If you were a kid growing up in the ‘80s during the height of the cola wars, chances are you remember the Pepsi challenge. For those of you who may not be familiar, Pepsi went out and set up tables in public areas, covered the soda cans and asked people to pick which one they preferred based on taste. Once the label bias was removed, people regularly chose Pepsi based on taste alone. The airways were filled with Coke drinkers, shocked they preferred Pepsi. This is a classic example of implicit bias.
What’s the key learning?
Once the key identifying data is removed, the bias is also removed.

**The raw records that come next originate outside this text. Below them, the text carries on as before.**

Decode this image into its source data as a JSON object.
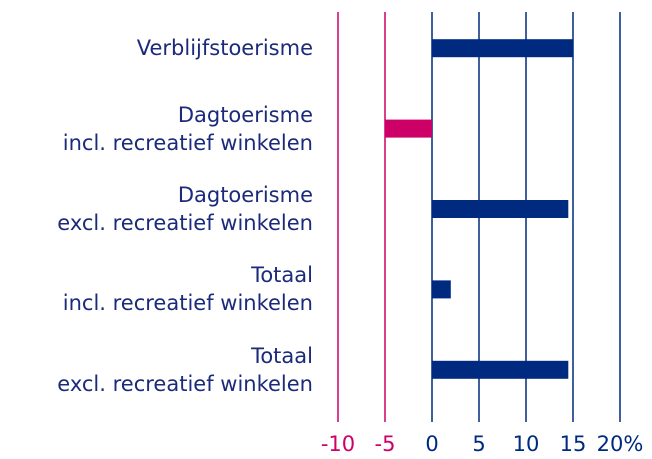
{
  "chart_data": {
    "type": "barh",
    "categories": [
      "Verblijfstoerisme",
      "Dagtoerisme\nincl. recreatief winkelen",
      "Dagtoerisme\nexcl. recreatief winkelen",
      "Totaal\nincl. recreatief winkelen",
      "Totaal\nexcl. recreatief winkelen"
    ],
    "values": [
      15,
      -5,
      14.5,
      2,
      14.5
    ],
    "color": "#002a7f",
    "negative_color": "#cc0066",
    "xlim": [
      -10,
      20
    ],
    "xticks": [
      -10,
      -5,
      0,
      5,
      10,
      15,
      {
        "value": 20,
        "label": "20%"
      }
    ],
    "grid": true
  }
}
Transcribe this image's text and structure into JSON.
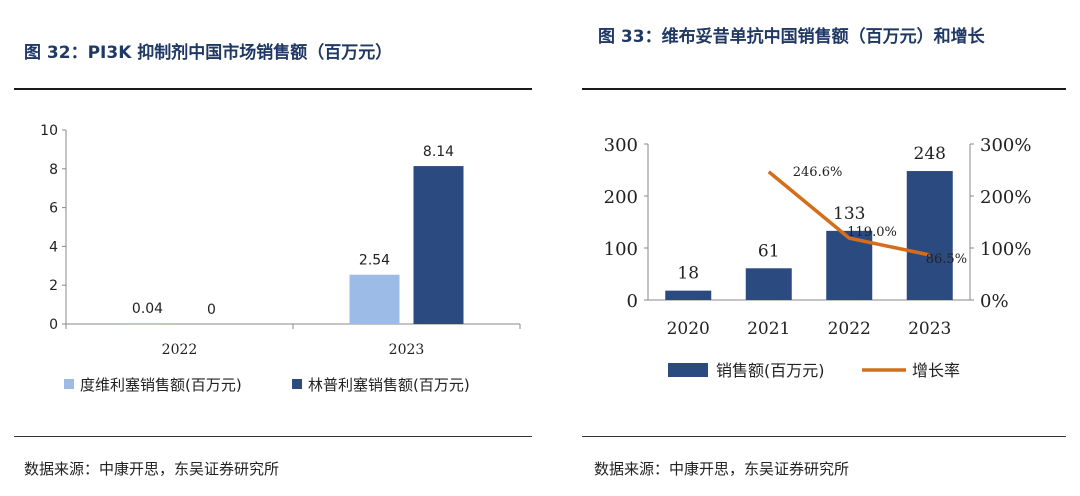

One of the hottest topics in Talent Acquisition is AI and the implications for streamlining hiring and the potential for removing bias in hiring. But like Amazon learned AI has the potential to automate and scale bias. However, according to Brian Uzzi, professor at The Kellogg School of Management at Northwestern University, “We can simply deny the algorithm the information suspected of biasing the outcome, just as they did in the Pepsi Challenge, to ensure that it makes predictions blind to that variable.”
Is it really that simple?
Not quite, says Dr. Bobbe Baggio, Associate Provost Graduate Cedar Crest College, and Nov Omana, CEO/Founder Collective HR Solutions, “AI, if not carefully programmed and monitored, has the ability to exasperate inequalities in the workplace, home, legal and judicial systems. Sexism, racism, and other unrecognized biases can be built into machine-learning algorithms underlying the intelligence and shape the way people are categorized and addressed. This risks perpetuating an already vicious cycle of bias…The truth is that most of the programming and data analytics are being created globally by white males…has shown that women are less likely than men to be shown ads on Google for executive jobs…these algorithmic flaws are not easy to detect. Ingrained bias could easily be passed on to machine-learning systems and be built into the future.” Removing bias is more than just removing the data; it’s also ensuring that those who are responsible for “setting” the data table are free from implicit bias.
No peaking!
To bring it all back to our cola wars example. If some of the labels showed or if the people were told ahead of time which can was which the label bias would have perpetuated.
We all have label bias.
And, we all have the ability to create a flawed system. So what can we do? The first step starts with each of us. Have you ever measured your own implicit bias? You can test yourself for implicit bias. Take a test here. Why is this important? Each of us, in our own ways, has “tables that we set” every day, and we need to be sure that we are not setting that table with our own implicit bias. For those of us in TA we have an enormous responsibility to constantly check and re-check our own penchant for implicit bias to be sure we are giving everyone a seat at the table and also equal access to those seats.